I use notation as a DAW, so I need good playback capability. I've been using Sibelius 8 for several years ... haven't upgraded because Avid has not added much playback improvement since then. I've bought earlier versions of Dorico, but found it woefully insufficient for driving complex VI libraries (i.e. the libraries we typically use). More recent versions of Dorico have improved wrt. their mixer, articulation mapping, etc. .. and I owe Dorico a further look, but I do know that the note input paradigm and staff symbols/markings work very differently than Sibelius and would require significant mental retooling. It's gotta be worth it before I go thru that 

Wrt.
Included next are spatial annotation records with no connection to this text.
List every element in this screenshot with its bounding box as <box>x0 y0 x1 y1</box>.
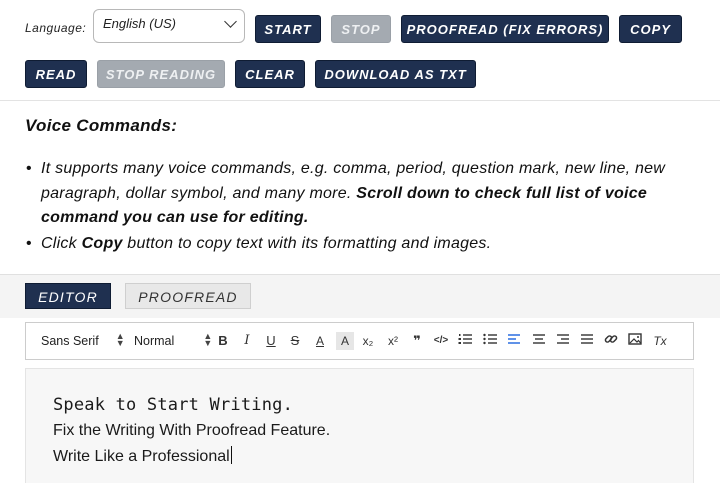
language-value: English (US) <box>103 16 176 31</box>
bullet-bold-text: Copy <box>81 234 123 252</box>
font-picker[interactable]: Sans Serif ▲ ▼ <box>41 332 125 349</box>
voice-commands-title: Voice Commands: <box>25 116 178 135</box>
start-button[interactable]: START <box>255 15 321 43</box>
updown-arrows-icon: ▲ ▼ <box>115 331 125 348</box>
text-editor[interactable]: Speak to Start Writing. Fix the Writing … <box>25 368 694 483</box>
size-picker[interactable]: Normal ▲ ▼ <box>134 332 212 349</box>
underline-icon[interactable]: U <box>262 332 280 350</box>
clear-button[interactable]: CLEAR <box>235 60 305 88</box>
subscript-icon[interactable]: x₂ <box>359 332 377 350</box>
updown-arrows-icon: ▲ ▼ <box>203 331 213 348</box>
font-value: Sans Serif <box>41 334 99 348</box>
tab-proofread[interactable]: PROOFREAD <box>125 283 251 309</box>
copy-button[interactable]: COPY <box>619 15 682 43</box>
voice-commands-info: Voice Commands: It supports many voice c… <box>0 101 720 273</box>
chevron-down-icon <box>224 15 237 28</box>
editor-line: Fix the Writing With Proofread Feature. <box>53 422 331 439</box>
bullet-text: Click <box>41 234 82 252</box>
language-label: Language: <box>25 21 87 35</box>
editor-line: Speak to Start Writing. <box>53 395 294 415</box>
strikethrough-icon[interactable]: S <box>286 332 304 350</box>
bold-icon[interactable]: B <box>214 332 232 350</box>
ordered-list-icon[interactable] <box>456 332 474 350</box>
stop-button[interactable]: STOP <box>331 15 391 43</box>
bullet-list-icon[interactable] <box>481 332 499 350</box>
read-button[interactable]: READ <box>25 60 87 88</box>
align-right-icon[interactable] <box>554 332 572 350</box>
proofread-button[interactable]: PROOFREAD (FIX ERRORS) <box>401 15 609 43</box>
list-item: Click Copy button to copy text with its … <box>25 232 705 257</box>
download-txt-button[interactable]: DOWNLOAD AS TXT <box>315 60 476 88</box>
align-left-icon[interactable] <box>505 332 523 350</box>
bullet-text: button to copy text with its formatting … <box>122 234 492 252</box>
align-center-icon[interactable] <box>530 332 548 350</box>
code-block-icon[interactable]: </> <box>432 332 450 350</box>
list-item: It supports many voice commands, e.g. co… <box>25 157 705 231</box>
text-color-icon[interactable]: A <box>311 332 329 350</box>
image-icon[interactable] <box>626 332 644 350</box>
background-color-icon[interactable]: A <box>336 332 354 350</box>
align-justify-icon[interactable] <box>578 332 596 350</box>
superscript-icon[interactable]: x² <box>384 332 402 350</box>
editor-toolbar: Sans Serif ▲ ▼ Normal ▲ ▼ B I U S A A x₂ x… <box>25 322 694 360</box>
clear-format-icon[interactable]: Tx <box>651 332 669 350</box>
italic-icon[interactable]: I <box>238 332 256 350</box>
voice-commands-list: It supports many voice commands, e.g. co… <box>25 157 705 257</box>
stop-reading-button[interactable]: STOP READING <box>97 60 225 88</box>
speech-toolbar: Language: English (US) START STOP PROOFR… <box>0 0 720 100</box>
blockquote-icon[interactable]: ❞ <box>408 332 426 350</box>
text-cursor <box>230 446 232 464</box>
tab-editor[interactable]: EDITOR <box>25 283 111 309</box>
tab-bar: EDITOR PROOFREAD <box>0 274 720 318</box>
language-select[interactable]: English (US) <box>93 9 245 43</box>
editor-line-text: Write Like a Professional <box>53 448 230 465</box>
size-value: Normal <box>134 334 175 348</box>
editor-line: Write Like a Professional <box>53 446 232 466</box>
link-icon[interactable] <box>602 332 620 350</box>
Sibelius 8's DAW/playback shortcomings (.. many of which are not shortcomings in Dorico):

- not easy to import CC values from a MIDI file; not easy to edit CC curves/gestures

- doesn't display current value of CC's at any point in the score (CC1 and CC11 are a must)

- doesn't have graphical/piano-roll views to edit performance nuances (the GMT plug-in is no substitute, sorry)

- the playback Dictionary is a simplistic mechanism that falls far short of articulation maps (e.g. a user-defined marking cannot include multiple CC commands or keyswitches)

- the whole Instrument ID (with separately defined 'sub-instruments' for each articulation - strings.violin.pizzicato) and the soundset concept, wherein Sibelius hops between one instrument and another to implement articulations, is simply not the way the industry went.

- relatedly, soundsets are *silent* .. i.e. it is hard to know what CC will be generated for a particular instrumental marking. In addition, if you happen to have multiple flutes or violins, some mysterious logic within Sibelius hops to different instruments in a fashion that is sometimes laughable.

- setup and implementation of single-line percussion instruments viz. mapping them to popular percussion libraries, is hard.

- trill programming has bugs (perhaps fixed in later versions, who knows)

- in Sibelius you can use lines to guide the distribution of CC commands, but it is hard to tell the exact start/end point wrt. timing just by looking visually at a line. CC lanes in a DAW are much more precise.

Other than the quibbles above, I truly love Sibelius for playback. [I really do.]


----------



## Bollen (Mar 17, 2021)

BlackDorito said:


> I use notation as a DAW, so I need good playback capability. I've been using Sibelius 8 for several years ... haven't upgraded because Avid has not added much playback improvement since then. I've bought earlier versions of Dorico, but found it woefully insufficient for driving complex VI libraries (i.e. the libraries we typically use). More recent versions of Dorico have improved wrt. their mixer, articulation mapping, etc. .. and I owe Dorico a further look, but I do know that the note input paradigm and staff symbols/markings work very differently than Sibelius and would require significant mental retooling. It's gotta be worth it before I go thru that
> 
> Wrt. Sibelius 8's DAW/playback shortcomings (.. many of which are not shortcomings in Dorico):
> 
> ...


Oh god! You just reminded me of everything I hated about Sibelius....🤮! I am so glad I don't use it any more. Unlike you I never liked its playback, I found it mechanical and robotic. Dorico on the other hand behaves a bit more naturally and with the CC control you can do ultra realistic and beautifully performed music!


----------